Guardian News and Media/London
A British woman who travelled to Syria with her young child has been convicted of being a member of Islamic State (IS) and encouraging acts of terror on social media.
Tareena Shakil, 26, travelled to Syria via Turkey after telling friends and family she was off on a beach holiday.
She spent more than two months living in a mansion with women of various nationalities waiting to be matched up with men and, while there, sent messages and pictures glorifying IS including ones of her posing with an AK-47 assault rifle.
From the witness box at Birmingham crown court, Shakil gave an extraordinary account of her time in Raqqa, the de facto capital of IS, and described how she managed to escape after becoming disillusioned and frightened.
Shakil, from Birmingham, claimed she had been groomed by IS recruiters, who targeted her when she was low because of the break-up of her marriage in the UK.
She insisted her every move was monitored by IS minders and she had no choice but to send messages and pictures that were supportive of IS.
The trial was told that Shakil was one of about 60 British women who are believed to have left to join IS in Syria. They were said to have been among about 600 women from Europe, North America and Australia in Syria.
After the jury returned its verdict, West Midlands police said they believed she presented a real threat to the UK.
Assistant chief constable Marcus Beale, who leads on counter-terrorism, said: “Our assessment is that she was not naive; she had absolutely clear intentions when she left the UK, sending tweets encouraging the public to commit acts of terrorism here and then taking her young child to join Daesh (IS) in Syria.”
Photographs seized from her phone showed Shakil posing with a firearm and wearing a Daesh balaclava. Another showed a rucksack with a Daesh logo and person holding a handgun. These were taken while she was in Syria.
“Shakil had already incited others to commit terrorist acts on social media and, having spent months living under Daesh, she no doubt presented a real threat on her return to the UK from the country early last year.
“Thanks to proactive counter-terrorism policing, we were able to intercept Shakil at the airport and put the necessary measures in place to protect her child from the mother’s ideology.
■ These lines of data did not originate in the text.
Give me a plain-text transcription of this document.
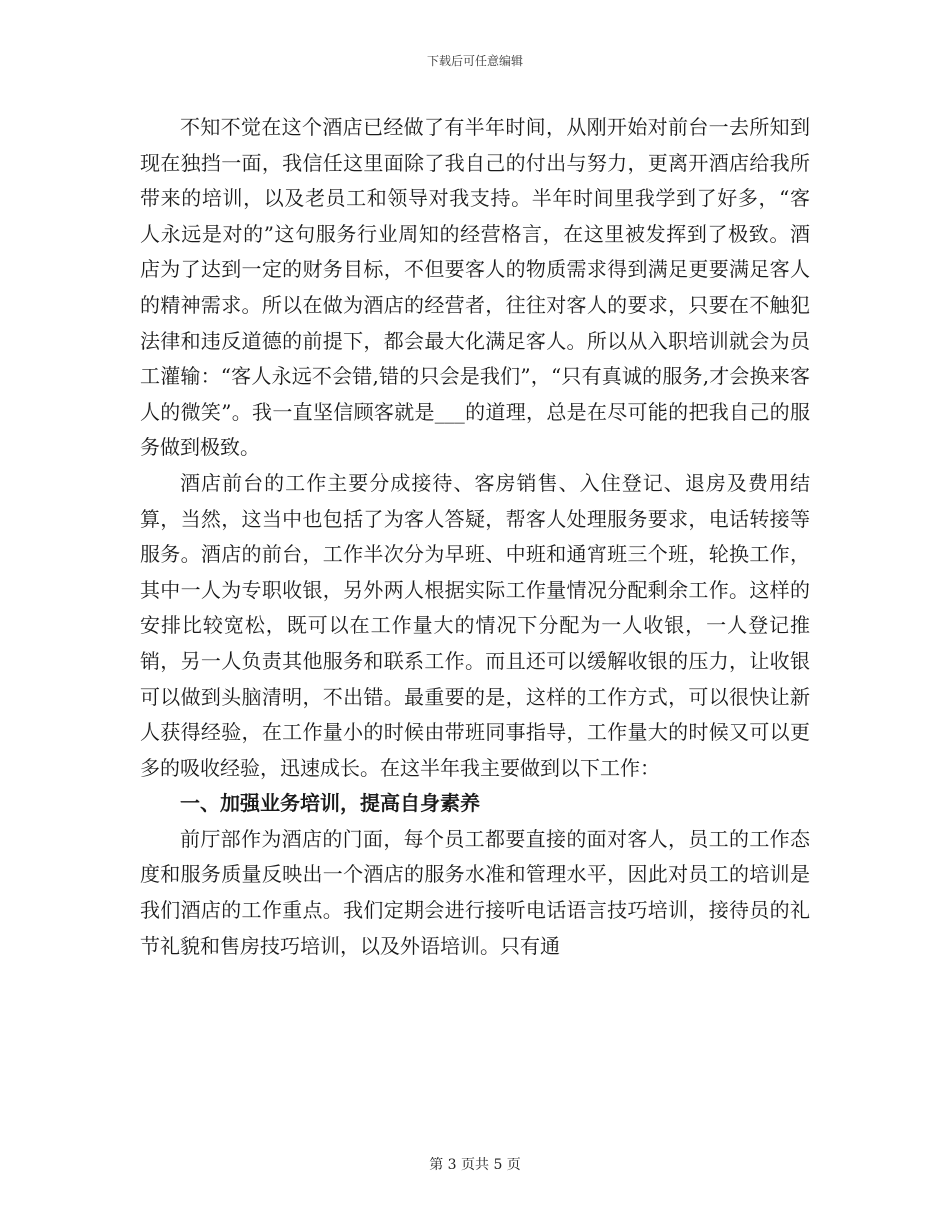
下载后可任意编辑

不知不觉在这个酒店已经做了有半年时间，从刚开始对前台一去所知到现在独挡一面，我信任这里面除了我自己的付出与努力，更离开酒店给我所带来的培训，以及老员工和领导对我支持。半年时间里我学到了好多，“客人永远是对的”这句服务行业周知的经营格言，在这里被发挥到了极致。酒店为了达到一定的财务目标，不但要客人的物质需求得到满足更要满足客人的精神需求。所以在做为酒店的经营者，往往对客人的要求，只要在不触犯法律和违反道德的前提下，都会最大化满足客人。所以从入职培训就会为员工灌输：“客人永远不会错,错的只会是我们”，“只有真诚的服务,才会换来客人的微笑”。我一直坚信顾客就是___的道理，总是在尽可能的把我自己的服务做到极致。

酒店前台的工作主要分成接待、客房销售、入住登记、退房及费用结算，当然，这当中也包括了为客人答疑，帮客人处理服务要求，电话转接等服务。酒店的前台，工作半次分为早班、中班和通宵班三个班，轮换工作，其中一人为专职收银，另外两人根据实际工作量情况分配剩余工作。这样的安排比较宽松，既可以在工作量大的情况下分配为一人收银，一人登记推销，另一人负责其他服务和联系工作。而且还可以缓解收银的压力，让收银可以做到头脑清明，不出错。最重要的是，这样的工作方式，可以很快让新人获得经验，在工作量小的时候由带班同事指导，工作量大的时候又可以更多的吸收经验，迅速成长。在这半年我主要做到以下工作：

一、加强业务培训，提高自身素养

前厅部作为酒店的门面，每个员工都要直接的面对客人，员工的工作态度和服务质量反映出一个酒店的服务水准和管理水平，因此对员工的培训是我们酒店的工作重点。我们定期会进行接听电话语言技巧培训，接待员的礼节礼貌和售房技巧培训，以及外语培训。只有通

第 3 页共 5 页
“Early intervention is key for the police and other agencies. So if anyone is concerned that a friend or family member is thinking of travelling to Syria it is crucial they tell us as soon as possible. The sooner we can intervene, the better chance we have of preventing young people from becoming embroiled in the conflict and facing potential prosecution.”
It took the jury of six men and six women nine hours and 35 minutes to reach their unanimous decision.
Judge Melbourne Inman QC told Shakil she would be sentenced today.